3- A Lei de Benefícios, no art.16, com a redação dada pela Lei nº 9.032/95, vigente à época dos
óbitos, prevê taxativamente as pessoas que podem ser consideradas dependentes.
4- Já a Lei nº 9.278/96, que regulamenta o art. 226, § 3º da Constituição Federal, dispõe que:
Jurisprudência/TRF3 - Acórdãos
"É reconhecida como entidade familiar a convivência duradoura, pública e contínua, de um
homem e uma mulher, estabelecida com objetivo de constituição de família". Saliente-se que
referido conceito consta da atual redação do §6º do art. 16 do RPS e no art. 1.723 do CC.
5 - O evento morte do Sr.

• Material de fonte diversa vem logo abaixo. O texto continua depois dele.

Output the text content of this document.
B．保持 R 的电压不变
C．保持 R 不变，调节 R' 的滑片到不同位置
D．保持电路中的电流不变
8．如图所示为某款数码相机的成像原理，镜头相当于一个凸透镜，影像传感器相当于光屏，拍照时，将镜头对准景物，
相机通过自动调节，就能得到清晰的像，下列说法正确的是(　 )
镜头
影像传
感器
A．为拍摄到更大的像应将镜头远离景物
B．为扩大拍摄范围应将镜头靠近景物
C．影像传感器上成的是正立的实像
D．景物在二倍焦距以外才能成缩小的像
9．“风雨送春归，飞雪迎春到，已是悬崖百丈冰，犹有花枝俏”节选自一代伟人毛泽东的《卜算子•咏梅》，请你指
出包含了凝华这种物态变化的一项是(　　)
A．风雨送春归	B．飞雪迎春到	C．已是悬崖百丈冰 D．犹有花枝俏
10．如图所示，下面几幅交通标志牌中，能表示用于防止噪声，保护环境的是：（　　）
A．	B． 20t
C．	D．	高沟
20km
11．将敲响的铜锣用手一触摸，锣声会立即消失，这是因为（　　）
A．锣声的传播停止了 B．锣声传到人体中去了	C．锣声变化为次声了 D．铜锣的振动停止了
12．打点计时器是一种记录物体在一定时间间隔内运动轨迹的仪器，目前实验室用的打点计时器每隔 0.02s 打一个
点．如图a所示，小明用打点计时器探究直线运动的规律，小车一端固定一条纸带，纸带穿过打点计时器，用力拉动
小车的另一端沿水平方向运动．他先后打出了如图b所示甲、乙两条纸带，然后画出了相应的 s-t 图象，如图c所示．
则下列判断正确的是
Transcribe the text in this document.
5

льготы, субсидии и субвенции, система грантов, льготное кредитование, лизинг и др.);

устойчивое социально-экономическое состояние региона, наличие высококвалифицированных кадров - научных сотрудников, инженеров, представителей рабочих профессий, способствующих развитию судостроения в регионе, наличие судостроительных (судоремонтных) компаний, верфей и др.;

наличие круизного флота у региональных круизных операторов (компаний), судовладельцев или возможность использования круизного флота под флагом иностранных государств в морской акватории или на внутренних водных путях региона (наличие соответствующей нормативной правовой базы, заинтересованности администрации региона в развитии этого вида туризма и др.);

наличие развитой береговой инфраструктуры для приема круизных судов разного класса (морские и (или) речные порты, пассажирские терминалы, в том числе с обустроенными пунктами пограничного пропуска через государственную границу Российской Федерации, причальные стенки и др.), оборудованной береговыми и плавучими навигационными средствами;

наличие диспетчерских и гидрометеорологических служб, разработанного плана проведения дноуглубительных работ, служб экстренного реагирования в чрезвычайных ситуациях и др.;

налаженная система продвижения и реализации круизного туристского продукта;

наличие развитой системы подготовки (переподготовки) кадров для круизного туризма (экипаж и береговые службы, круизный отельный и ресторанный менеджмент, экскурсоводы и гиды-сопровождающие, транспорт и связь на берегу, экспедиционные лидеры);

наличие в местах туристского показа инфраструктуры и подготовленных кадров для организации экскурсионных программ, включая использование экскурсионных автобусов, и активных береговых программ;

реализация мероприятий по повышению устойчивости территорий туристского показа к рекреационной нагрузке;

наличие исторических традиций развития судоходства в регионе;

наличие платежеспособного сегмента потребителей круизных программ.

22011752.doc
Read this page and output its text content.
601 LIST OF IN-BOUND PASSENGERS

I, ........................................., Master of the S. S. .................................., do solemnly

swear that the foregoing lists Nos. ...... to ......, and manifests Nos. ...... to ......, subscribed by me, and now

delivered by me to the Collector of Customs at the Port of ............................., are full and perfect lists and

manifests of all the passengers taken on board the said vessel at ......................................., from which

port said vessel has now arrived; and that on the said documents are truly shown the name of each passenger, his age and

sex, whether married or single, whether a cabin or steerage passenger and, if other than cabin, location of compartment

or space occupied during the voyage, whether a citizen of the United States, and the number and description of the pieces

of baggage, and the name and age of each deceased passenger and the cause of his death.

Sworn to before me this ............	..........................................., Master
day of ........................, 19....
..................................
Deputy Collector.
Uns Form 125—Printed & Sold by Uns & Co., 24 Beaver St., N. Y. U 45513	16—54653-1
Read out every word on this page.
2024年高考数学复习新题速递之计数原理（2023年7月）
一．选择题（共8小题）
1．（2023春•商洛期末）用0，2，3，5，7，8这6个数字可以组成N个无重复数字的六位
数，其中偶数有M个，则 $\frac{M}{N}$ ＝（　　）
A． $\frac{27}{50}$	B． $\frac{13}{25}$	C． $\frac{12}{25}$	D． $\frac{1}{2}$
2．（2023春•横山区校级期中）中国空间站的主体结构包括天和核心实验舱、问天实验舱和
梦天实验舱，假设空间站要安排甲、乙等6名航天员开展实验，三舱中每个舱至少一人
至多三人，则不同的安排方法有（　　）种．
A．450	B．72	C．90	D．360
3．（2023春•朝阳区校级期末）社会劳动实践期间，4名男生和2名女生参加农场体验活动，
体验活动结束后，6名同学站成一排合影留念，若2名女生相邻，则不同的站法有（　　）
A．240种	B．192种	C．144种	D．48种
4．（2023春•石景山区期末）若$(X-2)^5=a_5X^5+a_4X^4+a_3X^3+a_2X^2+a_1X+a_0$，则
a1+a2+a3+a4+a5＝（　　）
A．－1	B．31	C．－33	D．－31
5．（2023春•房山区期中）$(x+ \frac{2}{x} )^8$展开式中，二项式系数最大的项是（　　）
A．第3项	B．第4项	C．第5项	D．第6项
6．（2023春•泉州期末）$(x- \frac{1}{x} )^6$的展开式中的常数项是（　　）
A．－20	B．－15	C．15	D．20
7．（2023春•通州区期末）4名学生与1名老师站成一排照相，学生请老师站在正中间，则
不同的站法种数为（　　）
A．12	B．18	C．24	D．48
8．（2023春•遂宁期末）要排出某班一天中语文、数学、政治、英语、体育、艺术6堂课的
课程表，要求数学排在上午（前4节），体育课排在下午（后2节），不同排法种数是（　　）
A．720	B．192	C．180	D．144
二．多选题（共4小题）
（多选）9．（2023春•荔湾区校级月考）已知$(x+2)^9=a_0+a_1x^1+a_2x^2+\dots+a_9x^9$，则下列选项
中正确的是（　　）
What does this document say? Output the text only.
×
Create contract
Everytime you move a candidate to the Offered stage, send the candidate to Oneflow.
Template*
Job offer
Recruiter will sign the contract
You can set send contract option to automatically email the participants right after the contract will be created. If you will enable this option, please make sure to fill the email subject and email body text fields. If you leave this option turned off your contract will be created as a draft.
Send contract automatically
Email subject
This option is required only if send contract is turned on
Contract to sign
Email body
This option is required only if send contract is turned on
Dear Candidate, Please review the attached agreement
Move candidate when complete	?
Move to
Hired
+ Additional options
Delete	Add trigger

Renato Cruz Souza, ocorrido em 07/07/2010, restou comprovado com
a certidão de óbito (fl. 11). O requisito relativo à qualidade de segurado do de cujus restou
incontroverso, considerando que ele estava em gozo do benefício de auxílio-doença à época do
passamento (fl. 96).
6 - A celeuma diz respeito à alegada união estável entre a autora e o de cujus.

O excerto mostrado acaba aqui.